К Пасхе оставил на время свой роман – каждый год с наступлением весны ему хотелось отложить перо и заняться имением. Он доставал семена цветов, чтобы украсить двор перед домом, сажал березы, ловил рыбу, охотился на зайца и бекаса. По его словам, только охотники и помещики чувствуют красоту природы. Хотя теперь наслаждался обществом жены, ему стало не хватать Тани – выдумщицы и непоседы. В феврале написал ей письмо, приглашая приехать.

Она появилась с первыми солнечными лучами, чтобы провести у сестры весну и все лето. В Ясной обосновалась и Мария Николаевна с детьми. Другие приглашенные приезжали кто на день, кто на неделю: Сергей Николаевич, дочери князя Горчакова, писатель Соллогуб с сыновьями, князь Львов, Дьяков, Бибиков… Толстой продолжал работать, но с перерывами. Иногда гости видели его выходящим из кабинета с отсутствующим, измученным, но счастливым видом. Казалось, ему трудно вернуться к реальной жизни после долгих часов, проведенных в обществе своих героев. По словам Тани, он всегда отличался возвышенностью духа, смелостью, весельем, здоровьем. Когда был доволен собой, глаза его блестели, он потирал руки и с задорной кровожадностью заявлял, что оставил в чернильнице часть своей жизни. Вечером, чтобы отдохнуть, раскладывал пасьянс с тетушкой, придавая результату большое значение, – когда пасьянс сходился, ему казалось, что и продолжение романа удастся. Иногда вслух читал близким написанное своим теплым, проникновенным голосом. С первых слов слушатели бывали очарованы, и требовалась немалая смелость, чтобы сделать какое-то критическое замечание – слишком длинно, повтор, сыро… Соне не очень нравились военные сцены, она говорила об этом.

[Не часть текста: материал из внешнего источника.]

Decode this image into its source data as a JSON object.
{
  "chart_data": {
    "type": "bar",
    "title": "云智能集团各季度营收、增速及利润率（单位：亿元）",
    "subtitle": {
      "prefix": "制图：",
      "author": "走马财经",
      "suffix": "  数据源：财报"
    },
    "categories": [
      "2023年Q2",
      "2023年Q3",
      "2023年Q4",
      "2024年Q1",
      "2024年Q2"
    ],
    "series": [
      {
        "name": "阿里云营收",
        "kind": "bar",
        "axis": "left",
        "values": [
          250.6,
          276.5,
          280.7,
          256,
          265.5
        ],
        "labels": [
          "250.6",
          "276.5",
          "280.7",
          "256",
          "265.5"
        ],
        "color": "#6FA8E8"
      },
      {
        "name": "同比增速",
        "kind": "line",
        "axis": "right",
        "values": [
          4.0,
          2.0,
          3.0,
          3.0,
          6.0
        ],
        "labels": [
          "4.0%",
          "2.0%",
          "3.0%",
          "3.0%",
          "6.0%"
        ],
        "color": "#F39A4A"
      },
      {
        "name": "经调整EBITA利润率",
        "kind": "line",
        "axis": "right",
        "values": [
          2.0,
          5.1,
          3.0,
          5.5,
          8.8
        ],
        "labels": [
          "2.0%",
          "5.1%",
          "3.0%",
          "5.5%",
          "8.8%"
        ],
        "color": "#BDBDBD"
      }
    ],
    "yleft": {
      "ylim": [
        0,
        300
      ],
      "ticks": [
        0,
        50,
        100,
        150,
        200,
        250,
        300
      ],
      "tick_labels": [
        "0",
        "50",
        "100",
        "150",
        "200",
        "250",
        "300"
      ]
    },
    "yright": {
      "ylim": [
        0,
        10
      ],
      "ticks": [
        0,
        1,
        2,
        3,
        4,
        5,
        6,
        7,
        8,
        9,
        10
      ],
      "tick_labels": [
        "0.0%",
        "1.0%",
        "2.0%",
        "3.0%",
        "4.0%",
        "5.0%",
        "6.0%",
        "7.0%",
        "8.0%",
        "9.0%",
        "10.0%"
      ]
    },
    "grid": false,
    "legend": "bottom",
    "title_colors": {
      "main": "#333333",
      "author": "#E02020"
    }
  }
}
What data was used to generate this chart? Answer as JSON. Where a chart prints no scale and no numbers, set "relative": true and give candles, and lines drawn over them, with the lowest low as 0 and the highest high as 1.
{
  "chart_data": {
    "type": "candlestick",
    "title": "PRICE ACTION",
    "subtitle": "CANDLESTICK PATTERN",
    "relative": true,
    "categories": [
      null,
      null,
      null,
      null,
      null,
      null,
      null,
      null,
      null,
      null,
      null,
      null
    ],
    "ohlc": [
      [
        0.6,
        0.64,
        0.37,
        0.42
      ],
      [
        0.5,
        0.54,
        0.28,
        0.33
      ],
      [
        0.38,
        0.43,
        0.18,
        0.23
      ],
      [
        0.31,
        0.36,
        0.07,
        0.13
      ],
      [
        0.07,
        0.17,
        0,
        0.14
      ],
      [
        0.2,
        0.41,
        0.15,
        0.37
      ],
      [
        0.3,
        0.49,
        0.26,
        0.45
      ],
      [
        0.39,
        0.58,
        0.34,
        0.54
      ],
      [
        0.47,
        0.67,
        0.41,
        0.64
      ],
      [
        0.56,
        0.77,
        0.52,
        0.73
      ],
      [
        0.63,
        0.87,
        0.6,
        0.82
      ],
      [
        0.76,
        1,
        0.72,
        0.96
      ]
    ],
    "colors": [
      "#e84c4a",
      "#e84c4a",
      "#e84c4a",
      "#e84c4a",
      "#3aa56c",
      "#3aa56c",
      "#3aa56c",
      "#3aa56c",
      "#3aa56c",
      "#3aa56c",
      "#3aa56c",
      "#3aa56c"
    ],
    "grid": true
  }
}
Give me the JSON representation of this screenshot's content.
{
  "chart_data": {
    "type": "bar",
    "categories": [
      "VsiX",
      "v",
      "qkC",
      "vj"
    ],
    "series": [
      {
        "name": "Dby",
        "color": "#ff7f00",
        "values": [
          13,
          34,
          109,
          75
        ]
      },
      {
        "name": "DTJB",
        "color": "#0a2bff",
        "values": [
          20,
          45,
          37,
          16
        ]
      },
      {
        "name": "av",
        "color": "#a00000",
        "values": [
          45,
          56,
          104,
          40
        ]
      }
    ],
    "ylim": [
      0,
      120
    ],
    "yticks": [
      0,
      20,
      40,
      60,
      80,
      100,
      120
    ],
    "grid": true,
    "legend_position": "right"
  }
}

Но муж редко с нею соглашался. Он чувствовал себя все увереннее и увереннее профессионально. Окончательно сформировывался его взгляд на литературу. «Есть поэзия романиста: 1) в интересе сочетания событий – Braddon, мои „Казаки“, будущее; 2) в картине нравов, построенных на историческом событии, – „Одиссея“, „Илиада“, „1805 год“; 3) в красоте и веселости положений – „Пиквик“ – „Отъезжее поле“ и 4) в характерах людей – „Гамлет“ – мои будущие».[404] В то время он был еще далек от искусства идеологизированного, проповедником которого станет впоследствии, и своему молодому собрату по перу Петру Боборыкину писал: «Цели художества несоизмеримы (как говорят математики) с целями социальными. Цель художника не в том, чтобы неоспоримо разрешить вопрос, а в том, чтобы заставить любить жизнь в бесчисленных, никогда не истощимых всех ее проявлениях. Ежели бы мне сказали, что я могу написать роман, которым я неоспоримо установлю кажущееся мне верным воззрение на все социальные вопросы, я бы не посвятил и двух часов труда на такой роман, но ежели бы мне сказали, что то, что я напишу, будут читать теперешние дети лет через 20 и будут над ним плакать и смеяться и полюблять жизнь, я бы посвятил ему всю свою жизнь и все свои силы».[405]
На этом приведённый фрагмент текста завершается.